Dom João VI foi sempre eximio na arte da gangorra politica, não só jogando com os seus ministros mas com as nações estrangeiras. Não hostilizou a França napoleonica emquanto o Imperador o não hostilizou e antes de ir para o Brazil, como depois de voltar, d'ella se serviu contra a Inglaterra. Esta fôra entretanto perdendo o prestigio que possuia em Portugal, justificando a acção que o historiador Temperley denomina de recuperação da influencia britannica, a qual assignalou o ministerio de Canning.

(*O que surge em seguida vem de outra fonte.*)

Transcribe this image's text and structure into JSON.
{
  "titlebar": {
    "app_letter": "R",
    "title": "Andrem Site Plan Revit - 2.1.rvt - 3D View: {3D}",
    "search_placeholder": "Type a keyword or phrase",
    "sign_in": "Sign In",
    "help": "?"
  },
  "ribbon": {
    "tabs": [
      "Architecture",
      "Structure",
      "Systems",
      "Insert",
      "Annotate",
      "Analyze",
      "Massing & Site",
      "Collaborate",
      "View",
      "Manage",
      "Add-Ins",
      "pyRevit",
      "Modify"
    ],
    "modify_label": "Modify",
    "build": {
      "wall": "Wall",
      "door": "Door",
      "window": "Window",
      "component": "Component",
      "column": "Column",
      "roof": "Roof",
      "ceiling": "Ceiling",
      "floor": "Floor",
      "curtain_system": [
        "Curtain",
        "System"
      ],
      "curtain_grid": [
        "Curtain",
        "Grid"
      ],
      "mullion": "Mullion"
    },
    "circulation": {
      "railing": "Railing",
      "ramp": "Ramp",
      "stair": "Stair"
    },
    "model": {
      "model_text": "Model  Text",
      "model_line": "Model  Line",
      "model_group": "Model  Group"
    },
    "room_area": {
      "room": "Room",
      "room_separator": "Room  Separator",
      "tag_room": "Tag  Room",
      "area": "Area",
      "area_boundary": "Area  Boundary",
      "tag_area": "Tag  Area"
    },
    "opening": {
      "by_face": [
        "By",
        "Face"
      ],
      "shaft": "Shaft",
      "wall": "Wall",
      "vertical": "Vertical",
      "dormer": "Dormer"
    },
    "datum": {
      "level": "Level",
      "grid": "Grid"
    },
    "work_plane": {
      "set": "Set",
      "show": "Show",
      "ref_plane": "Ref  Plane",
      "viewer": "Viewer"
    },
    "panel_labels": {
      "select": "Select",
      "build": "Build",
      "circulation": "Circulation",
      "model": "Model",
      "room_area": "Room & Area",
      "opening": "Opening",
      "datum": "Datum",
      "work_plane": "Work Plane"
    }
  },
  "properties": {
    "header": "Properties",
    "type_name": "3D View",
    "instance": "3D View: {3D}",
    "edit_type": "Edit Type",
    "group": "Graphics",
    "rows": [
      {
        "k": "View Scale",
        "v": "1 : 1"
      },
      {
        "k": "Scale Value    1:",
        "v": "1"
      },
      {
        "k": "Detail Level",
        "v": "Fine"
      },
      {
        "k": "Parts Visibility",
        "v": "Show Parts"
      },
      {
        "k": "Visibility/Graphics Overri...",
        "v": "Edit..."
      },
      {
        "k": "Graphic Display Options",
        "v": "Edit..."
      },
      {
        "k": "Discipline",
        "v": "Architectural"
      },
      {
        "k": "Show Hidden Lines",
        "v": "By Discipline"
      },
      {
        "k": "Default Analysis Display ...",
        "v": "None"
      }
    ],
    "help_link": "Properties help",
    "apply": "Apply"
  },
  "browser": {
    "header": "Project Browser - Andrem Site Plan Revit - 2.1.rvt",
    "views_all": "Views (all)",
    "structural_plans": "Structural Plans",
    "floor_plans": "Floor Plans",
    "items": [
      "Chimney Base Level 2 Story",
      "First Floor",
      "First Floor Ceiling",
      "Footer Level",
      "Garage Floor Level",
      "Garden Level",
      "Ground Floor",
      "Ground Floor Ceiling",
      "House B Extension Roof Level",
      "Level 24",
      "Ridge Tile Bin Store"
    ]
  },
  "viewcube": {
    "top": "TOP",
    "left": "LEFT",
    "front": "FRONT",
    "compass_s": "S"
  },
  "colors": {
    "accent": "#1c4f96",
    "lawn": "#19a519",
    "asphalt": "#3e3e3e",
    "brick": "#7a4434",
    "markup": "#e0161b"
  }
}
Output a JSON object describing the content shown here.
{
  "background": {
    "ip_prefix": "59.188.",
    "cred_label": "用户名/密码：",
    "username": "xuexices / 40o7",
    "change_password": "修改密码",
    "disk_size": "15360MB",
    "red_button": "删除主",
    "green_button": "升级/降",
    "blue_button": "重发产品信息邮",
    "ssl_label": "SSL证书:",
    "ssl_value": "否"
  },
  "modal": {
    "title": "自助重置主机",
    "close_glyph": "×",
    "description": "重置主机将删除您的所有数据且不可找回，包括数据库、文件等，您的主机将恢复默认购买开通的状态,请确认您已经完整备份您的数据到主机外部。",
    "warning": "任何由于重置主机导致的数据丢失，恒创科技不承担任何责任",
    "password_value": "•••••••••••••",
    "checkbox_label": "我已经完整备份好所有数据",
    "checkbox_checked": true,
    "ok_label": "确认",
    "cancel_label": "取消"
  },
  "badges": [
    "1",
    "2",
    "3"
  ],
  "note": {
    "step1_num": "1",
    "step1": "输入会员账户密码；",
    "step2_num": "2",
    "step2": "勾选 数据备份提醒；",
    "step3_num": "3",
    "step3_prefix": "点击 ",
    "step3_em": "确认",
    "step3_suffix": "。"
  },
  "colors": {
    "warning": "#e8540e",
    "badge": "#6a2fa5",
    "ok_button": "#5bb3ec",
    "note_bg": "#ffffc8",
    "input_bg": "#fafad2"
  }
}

Castlereagh evitara mostrar-se abertamente favoravel á revolução portugueza de 1820, mas longe estava de favorecer uma reacção desenfreada. Canning proseguio com maior firmeza n'essa política, patrocinando o constitucionalismo monarchico, posto que não se prestando, tal qual seu predecessor, quer a combater revoluções internas, como o prescrevia o velho tratado de 1386, quer a garantir a integridade do dominio colonial portuguez, segundo o artigo secreto do tratado de 1661, celebrado com Carlos II. A continuidade da tradição britannica não exclue que os tempos mudam, que variam as circumstancias e que os tratados correlativamente se alteram no espirito e depois na lettra.

De facto a Inglaterra protegia Portugal, qualquer que fosse a natureza das suas instituições. É o que estamos vendo que acontece hoje. O ponto de vista de Canning era auxilial-o sempre que Portugal não commettesse aggressão e apenas a soffresse, mas o que elle sobretudo pretendia era agir por si e agir só, sem se associar á Santa Alliança nem tampouco desafial-a arrogantemente. Sua attitude independente não era necessariamente bellicosa: era antes conciliatoria na medida do possivel. Seu proposito cifrava-se em acabar com o areopago da Santa Alliança que se desenvolvera ao lado da Inglaterra e que, tolhendo-lhe os movimentos, ameaçava absorvel-a. Por isso assestou suas baterias contra Subserra, que encarnava em Lisboa a corrente franceza, e alcançou sua sahida do gabinete, cortando o vôo á França que por intermedio do seu embaixador Hyde de Neuville entendia predominar nos conselhos da Bemposta. Para tanto se não pejou Canning de reprehender desabridamente a Thornton, ministro britannico em Lisboa, a quem El-Rei fizera conde de Cacilhas.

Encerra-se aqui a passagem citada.